Having been involved in academia for quite a while now, there are a number of salient points being raised by the differing sides here.
One of the first realities is that higher education, indeed the academy, is slow to change its processes and procedures. This is maddeningly frustrating for many. However, we've seen this all before with other issues including the adoption of technology within the educational process. It is increasingly difficult to ignore the massive shifts in society and technology as they can aid our academic and intellectual pursuits.
On the other hand, with the massive proliferation of quick start programs and for-profit colleges that are ruining the lives of thousands, there needs to be a balance.
I believe accreditation provides that balance. It is a third-party system of checks and balances that allows interested students (who don't have the time or knowledge of what makes a good institution) understand what institutions are best set up for their growth.
Its funny, the biggest arguments against accreditation are often voiced by people who have unaccredited degrees. I rarely hear any of my colleagues from accredited institutions, or with substantial degrees from said institutions, making a case of unaccredited colleges and universities. Instead, they know, mostly from experience and education, that far too many unaccredited institutions provide no robust framework of education and often spit out students who lack basic educational aptitude skills. We end up having to actually educate these students on the basics, even at an advanced level, before being able to instruct them on the subject matter.
So what should we do?
To say accreditation standards only rely on budgets, library size and a few other details misses the point. In fact, the most rigorous accreditation standards are based on generally accepted principals of education that have, over the last several hundred years, produced the best results.
Accreditation also looks at the nature of those leading institutions and their credential. I'm sorry but we can see massively disparate educational aptitudes when considering professors with terminal degrees with significant and accredited institutions vs. those without from unaccredited. We also know that institutions that have taken care of their financial burdens and properly stewarded the funds entrusted to them will be able to see their academic years all the way through. How many unaccredited institutions, even in the last year, have gone belly-up halfway through a year? It doesn't help students to have to worry if their professors are getting paid, and whether they can eat on campus next week.

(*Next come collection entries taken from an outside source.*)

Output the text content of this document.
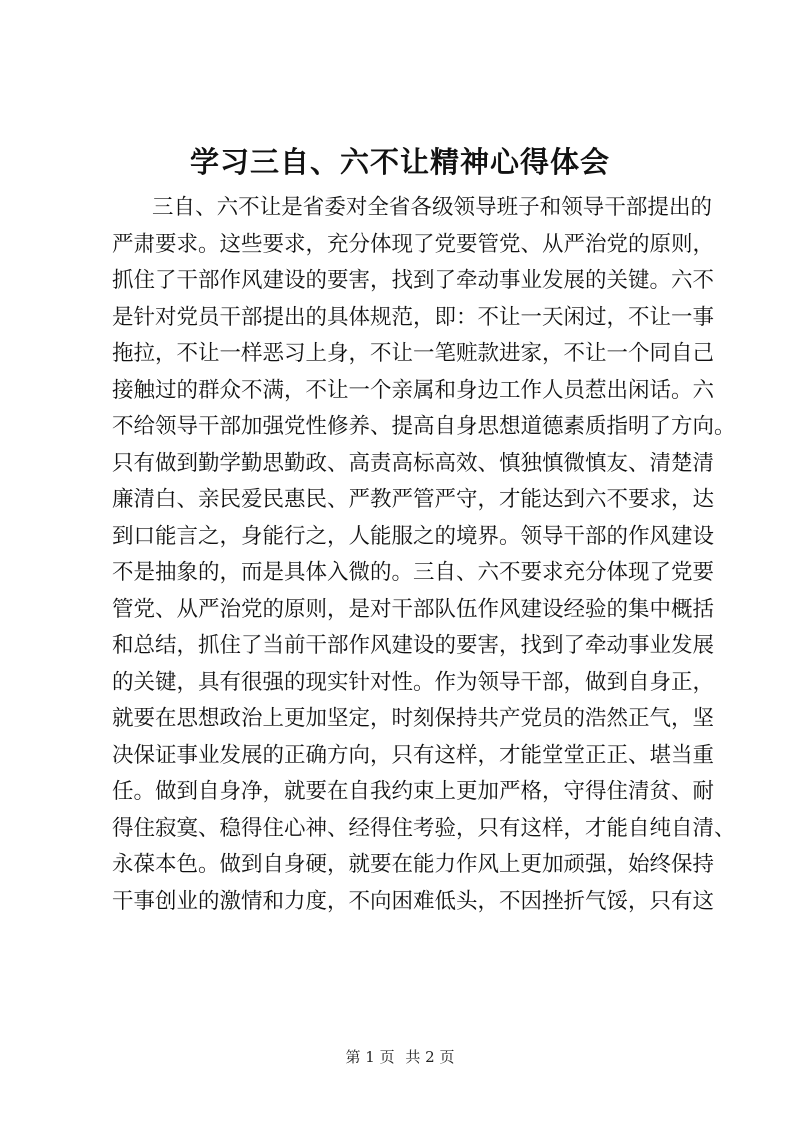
学习三自、六不让精神心得体会
三自、六不让是省委对全省各级领导班子和领导干部提出的
严肃要求。这些要求，充分体现了党要管党、从严治党的原则，
抓住了干部作风建设的要害，找到了牵动事业发展的关键。六不
是针对党员干部提出的具体规范，即：不让一天闲过，不让一事
拖拉，不让一样恶习上身，不让一笔赃款进家，不让一个同自己
接触过的群众不满，不让一个亲属和身边工作人员惹出闲话。六
不给领导干部加强党性修养、提高自身思想道德素质指明了方向。
只有做到勤学勤思勤政、高责高标高效、慎独慎微慎友、清楚清
廉清白、亲民爱民惠民、严教严管严守，才能达到六不要求，达
到口能言之，身能行之，人能服之的境界。领导干部的作风建设
不是抽象的，而是具体入微的。三自、六不要求充分体现了党要
管党、从严治党的原则，是对干部队伍作风建设经验的集中概括
和总结，抓住了当前干部作风建设的要害，找到了牵动事业发展
的关键，具有很强的现实针对性。作为领导干部，做到自身正，
就要在思想政治上更加坚定，时刻保持共产党员的浩然正气，坚
决保证事业发展的正确方向，只有这样，才能堂堂正正、堪当重
任。做到自身净，就要在自我约束上更加严格，守得住清贫、耐
得住寂寞、稳得住心神、经得住考验，只有这样，才能自纯自清、
永葆本色。做到自身硬，就要在能力作风上更加顽强，始终保持
干事创业的激情和力度，不向困难低头，不因挫折气馁，只有这
第 1 页 共 2 页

Likewise, as it deals with the nature of libraries, yes there is a host of information available online and through the proper databases. However, there is a ton of other literature that isn't available and will never be available through online programs. Some of this is because of money and it is also because of the nature of scholarship. Take, for instance, work in Christology. The most important theological discourses on Christology in the last 200 years have taken place in German and French and most of the these works have not been translated into English. They aren't available online but you can find them in the catacombs of very good theological libraries. Along these lines, about sixteen of the most important journal articles on Christology (generally) in the last twenty years are in journals that are not online nor accessible through mircofilm. One must find these journals in hard-copy and read the articles there. A well stocked research library provides such things. So we need research libraries to have resources like these accessible to students. This is the reality of actual scholarship. Paltry libraries indicate a paltry learning environment.
Accreditation might well be a bit of over-regulation but it is necessary to ensure the proper delivery of quality education.
As we continue to see, educational institutions that choose not to pursue accreditation are often discovered to be cutting corners in other areas. Not all but far too many. The fly-by-night for profit colleges that are devastating students are the next wave of issues. The lies perpetrated by University of Phoenix commercials are a shame and indicate what lengths corruption will go to justifying itself. I have no love for those kinds of places. All this to say that there remains a reasonable place for accreditation.